Step 4: Create a Working Strategy Document
Based on your initial testing, develop a concise strategy document (1-2 pages) focused on practical application.
Include these core elements:
- Purpose statement (what problem you solve and for whom)
- Audience definition (who you serve and their key characteristics)
- Positioning framework (your category, differentiators, and alternatives)
- Messaging framework (how you talk about what you do)
- Value proposition (specific benefits and unique approach)
Step 5: Apply Your Strategy to Daily Decisions
A strategy document is only valuable if it influences real decisions.
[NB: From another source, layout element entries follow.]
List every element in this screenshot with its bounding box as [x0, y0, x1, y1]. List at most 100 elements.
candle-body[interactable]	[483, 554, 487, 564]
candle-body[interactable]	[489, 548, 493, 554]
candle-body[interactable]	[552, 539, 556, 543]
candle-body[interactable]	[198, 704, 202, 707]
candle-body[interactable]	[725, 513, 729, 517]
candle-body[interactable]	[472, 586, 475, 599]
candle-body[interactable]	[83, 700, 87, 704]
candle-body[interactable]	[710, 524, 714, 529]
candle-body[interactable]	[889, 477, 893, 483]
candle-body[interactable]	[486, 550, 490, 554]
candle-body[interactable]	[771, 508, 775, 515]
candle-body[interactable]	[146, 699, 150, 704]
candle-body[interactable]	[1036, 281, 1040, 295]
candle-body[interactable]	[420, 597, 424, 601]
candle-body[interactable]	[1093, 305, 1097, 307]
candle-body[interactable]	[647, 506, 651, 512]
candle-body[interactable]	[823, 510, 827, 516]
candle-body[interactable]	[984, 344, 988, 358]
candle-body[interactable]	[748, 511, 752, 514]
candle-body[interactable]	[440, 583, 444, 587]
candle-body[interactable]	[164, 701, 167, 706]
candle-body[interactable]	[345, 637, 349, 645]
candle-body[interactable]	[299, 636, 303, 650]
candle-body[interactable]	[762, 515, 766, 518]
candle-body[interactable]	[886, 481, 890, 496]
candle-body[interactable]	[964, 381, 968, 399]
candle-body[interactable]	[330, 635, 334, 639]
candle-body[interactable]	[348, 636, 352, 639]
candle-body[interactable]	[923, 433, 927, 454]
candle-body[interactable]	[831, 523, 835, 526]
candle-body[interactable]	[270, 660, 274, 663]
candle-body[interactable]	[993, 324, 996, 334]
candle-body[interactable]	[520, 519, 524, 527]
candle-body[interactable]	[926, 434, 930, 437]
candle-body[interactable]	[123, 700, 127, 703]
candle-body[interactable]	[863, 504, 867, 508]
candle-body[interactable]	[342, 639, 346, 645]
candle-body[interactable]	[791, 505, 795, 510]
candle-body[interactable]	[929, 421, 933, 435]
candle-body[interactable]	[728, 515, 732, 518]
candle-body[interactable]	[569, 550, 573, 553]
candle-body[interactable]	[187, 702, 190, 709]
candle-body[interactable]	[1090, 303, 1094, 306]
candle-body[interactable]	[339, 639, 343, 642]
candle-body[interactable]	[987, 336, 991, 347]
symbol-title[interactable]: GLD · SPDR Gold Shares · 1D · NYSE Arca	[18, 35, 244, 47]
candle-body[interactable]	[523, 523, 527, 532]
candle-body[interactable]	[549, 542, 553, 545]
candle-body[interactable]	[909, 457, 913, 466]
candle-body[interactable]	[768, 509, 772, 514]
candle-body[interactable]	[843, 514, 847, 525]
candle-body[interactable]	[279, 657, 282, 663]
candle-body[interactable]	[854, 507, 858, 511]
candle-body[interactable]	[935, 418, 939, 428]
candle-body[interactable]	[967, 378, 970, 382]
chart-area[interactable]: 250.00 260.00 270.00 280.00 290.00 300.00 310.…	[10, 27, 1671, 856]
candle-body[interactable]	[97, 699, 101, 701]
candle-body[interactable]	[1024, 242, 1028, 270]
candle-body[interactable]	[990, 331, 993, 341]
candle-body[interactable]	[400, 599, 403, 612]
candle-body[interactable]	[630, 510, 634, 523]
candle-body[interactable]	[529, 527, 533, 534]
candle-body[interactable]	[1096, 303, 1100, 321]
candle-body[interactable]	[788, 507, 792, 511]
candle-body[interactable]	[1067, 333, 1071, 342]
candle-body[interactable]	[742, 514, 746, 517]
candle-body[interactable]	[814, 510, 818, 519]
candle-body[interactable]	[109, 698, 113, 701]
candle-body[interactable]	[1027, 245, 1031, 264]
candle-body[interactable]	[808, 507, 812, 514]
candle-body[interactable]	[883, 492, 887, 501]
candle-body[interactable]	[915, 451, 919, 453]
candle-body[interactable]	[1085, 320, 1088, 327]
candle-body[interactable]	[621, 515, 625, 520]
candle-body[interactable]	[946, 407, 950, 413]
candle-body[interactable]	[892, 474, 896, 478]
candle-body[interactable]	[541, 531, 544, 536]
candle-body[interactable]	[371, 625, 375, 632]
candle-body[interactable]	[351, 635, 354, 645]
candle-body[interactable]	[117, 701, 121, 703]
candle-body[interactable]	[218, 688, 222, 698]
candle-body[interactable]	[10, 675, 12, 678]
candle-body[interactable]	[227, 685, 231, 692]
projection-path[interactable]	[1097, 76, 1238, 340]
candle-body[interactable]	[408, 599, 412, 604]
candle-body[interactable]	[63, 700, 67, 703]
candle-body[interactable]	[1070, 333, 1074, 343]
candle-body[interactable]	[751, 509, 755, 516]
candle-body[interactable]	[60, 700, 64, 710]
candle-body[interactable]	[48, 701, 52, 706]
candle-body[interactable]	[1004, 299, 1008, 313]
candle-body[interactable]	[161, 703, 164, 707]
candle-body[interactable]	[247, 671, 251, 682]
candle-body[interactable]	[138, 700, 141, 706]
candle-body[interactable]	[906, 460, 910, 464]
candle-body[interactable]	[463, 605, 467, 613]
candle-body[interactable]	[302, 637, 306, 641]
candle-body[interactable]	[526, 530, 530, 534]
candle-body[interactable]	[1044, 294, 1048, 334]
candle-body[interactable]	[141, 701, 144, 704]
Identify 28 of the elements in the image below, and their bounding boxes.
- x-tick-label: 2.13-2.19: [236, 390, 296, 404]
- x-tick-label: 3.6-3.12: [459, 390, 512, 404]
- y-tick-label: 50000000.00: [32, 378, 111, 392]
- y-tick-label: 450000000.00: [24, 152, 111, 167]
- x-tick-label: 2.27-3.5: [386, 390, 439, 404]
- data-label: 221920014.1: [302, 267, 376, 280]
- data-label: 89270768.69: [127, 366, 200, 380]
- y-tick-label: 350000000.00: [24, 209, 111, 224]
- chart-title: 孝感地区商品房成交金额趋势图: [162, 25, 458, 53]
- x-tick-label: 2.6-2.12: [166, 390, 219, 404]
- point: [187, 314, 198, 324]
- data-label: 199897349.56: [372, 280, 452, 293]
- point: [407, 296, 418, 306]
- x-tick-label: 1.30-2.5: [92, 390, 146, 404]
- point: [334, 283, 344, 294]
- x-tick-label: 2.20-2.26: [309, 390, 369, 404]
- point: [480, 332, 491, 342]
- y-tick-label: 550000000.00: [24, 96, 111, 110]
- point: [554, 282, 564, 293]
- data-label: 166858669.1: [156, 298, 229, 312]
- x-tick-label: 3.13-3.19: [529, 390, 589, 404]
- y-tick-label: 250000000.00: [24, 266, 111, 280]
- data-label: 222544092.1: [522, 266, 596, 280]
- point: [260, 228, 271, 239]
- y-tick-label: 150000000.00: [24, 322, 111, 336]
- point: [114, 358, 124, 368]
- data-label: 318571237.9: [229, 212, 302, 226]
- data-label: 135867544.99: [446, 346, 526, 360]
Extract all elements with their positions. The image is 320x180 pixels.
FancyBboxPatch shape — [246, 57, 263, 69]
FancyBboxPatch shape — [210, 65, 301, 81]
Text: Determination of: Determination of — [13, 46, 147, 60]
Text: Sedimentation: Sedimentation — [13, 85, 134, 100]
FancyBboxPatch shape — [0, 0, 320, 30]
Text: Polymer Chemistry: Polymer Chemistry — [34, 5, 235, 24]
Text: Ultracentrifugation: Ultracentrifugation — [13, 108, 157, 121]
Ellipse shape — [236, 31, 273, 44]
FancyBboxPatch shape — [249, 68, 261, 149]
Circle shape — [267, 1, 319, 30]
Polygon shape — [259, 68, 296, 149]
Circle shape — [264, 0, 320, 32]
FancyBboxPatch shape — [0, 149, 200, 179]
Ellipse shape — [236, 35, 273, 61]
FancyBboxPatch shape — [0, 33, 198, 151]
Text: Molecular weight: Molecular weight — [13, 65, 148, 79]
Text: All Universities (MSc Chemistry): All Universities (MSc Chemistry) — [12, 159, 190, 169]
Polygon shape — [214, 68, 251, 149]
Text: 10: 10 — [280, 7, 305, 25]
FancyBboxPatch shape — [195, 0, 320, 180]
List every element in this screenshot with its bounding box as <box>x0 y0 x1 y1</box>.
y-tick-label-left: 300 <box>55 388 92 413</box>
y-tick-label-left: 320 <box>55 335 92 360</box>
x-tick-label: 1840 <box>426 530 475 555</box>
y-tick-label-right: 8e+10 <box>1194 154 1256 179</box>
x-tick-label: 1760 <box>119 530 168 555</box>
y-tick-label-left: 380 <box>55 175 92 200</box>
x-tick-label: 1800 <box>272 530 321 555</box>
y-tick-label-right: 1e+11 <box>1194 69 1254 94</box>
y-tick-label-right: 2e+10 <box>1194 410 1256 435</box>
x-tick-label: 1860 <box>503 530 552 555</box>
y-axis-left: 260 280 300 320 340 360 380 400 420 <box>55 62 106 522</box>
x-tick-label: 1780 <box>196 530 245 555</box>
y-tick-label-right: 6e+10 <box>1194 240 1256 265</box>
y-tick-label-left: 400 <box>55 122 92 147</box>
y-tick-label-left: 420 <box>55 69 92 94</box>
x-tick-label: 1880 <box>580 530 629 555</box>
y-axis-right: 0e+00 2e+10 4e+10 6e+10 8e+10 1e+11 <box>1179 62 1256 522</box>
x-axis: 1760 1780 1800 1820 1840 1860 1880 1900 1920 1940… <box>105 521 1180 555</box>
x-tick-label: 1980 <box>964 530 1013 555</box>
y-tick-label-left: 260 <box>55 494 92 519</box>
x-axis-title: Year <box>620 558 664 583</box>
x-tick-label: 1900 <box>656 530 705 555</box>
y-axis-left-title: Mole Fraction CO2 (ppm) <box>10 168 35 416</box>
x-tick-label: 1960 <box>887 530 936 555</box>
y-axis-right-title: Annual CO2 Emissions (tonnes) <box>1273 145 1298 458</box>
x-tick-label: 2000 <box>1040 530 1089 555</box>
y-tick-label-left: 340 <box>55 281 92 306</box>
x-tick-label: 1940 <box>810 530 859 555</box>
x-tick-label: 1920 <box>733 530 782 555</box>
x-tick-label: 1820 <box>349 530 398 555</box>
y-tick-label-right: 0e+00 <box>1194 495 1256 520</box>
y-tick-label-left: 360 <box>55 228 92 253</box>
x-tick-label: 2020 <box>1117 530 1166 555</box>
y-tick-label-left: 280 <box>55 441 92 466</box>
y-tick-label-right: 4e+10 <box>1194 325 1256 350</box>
Use it to guide:
- Development priorities - what to build first based on core value delivery
- Communication - consistent messaging across different channels
- Opportunity assessment - evaluating new ideas against strategic fit
- Resource allocation - where to invest limited time and resources
Common Strategic Pitfalls to Watch For
Through working with early-stage businesses, certain patterns emerge that can derail otherwise promising projects:
Feature Focus Over Problem Solving Many of us naturally get excited about what we're building or offering and end up emphasizing capabilities rather than outcomes. Consider asking: "If someone had no interest in how this works, what would make them care about the result it delivers?"
The Generic Audience Challenge A common tendency is designing for "everyone who needs X." This approach typically results in offerings that don't strongly resonate with any specific group. While counterintuitive, narrowing focus to a more specific audience often leads to stronger initial traction.
Technical Excellence Overemphasis Those with technical backgrounds sometimes assume superior technology naturally wins in the market. In practice, factors like ease of use, accessibility, pricing, or marketing often outweigh technical superiority.
Competitor-Centered Positioning Defining your offering primarily in relation to competitors ("like X but with Y improvement") can limit your thinking and tie your fate to their choices. More effective positioning often comes from deep understanding of user needs.
Premature Expansion Adding features, targeting new audience segments, or entering new markets before establishing solid footing can spread resources too thin at a critical stage. Building something that works exceptionally well for a smaller group often provides a stronger foundation than moderate success across many fronts.
Working through these challenges benefits from honest assessment outside the pressure of impressing stakeholders. Strategic foundations evolve through an ongoing cycle of learning, adjusting, and refining based on real-world feedback.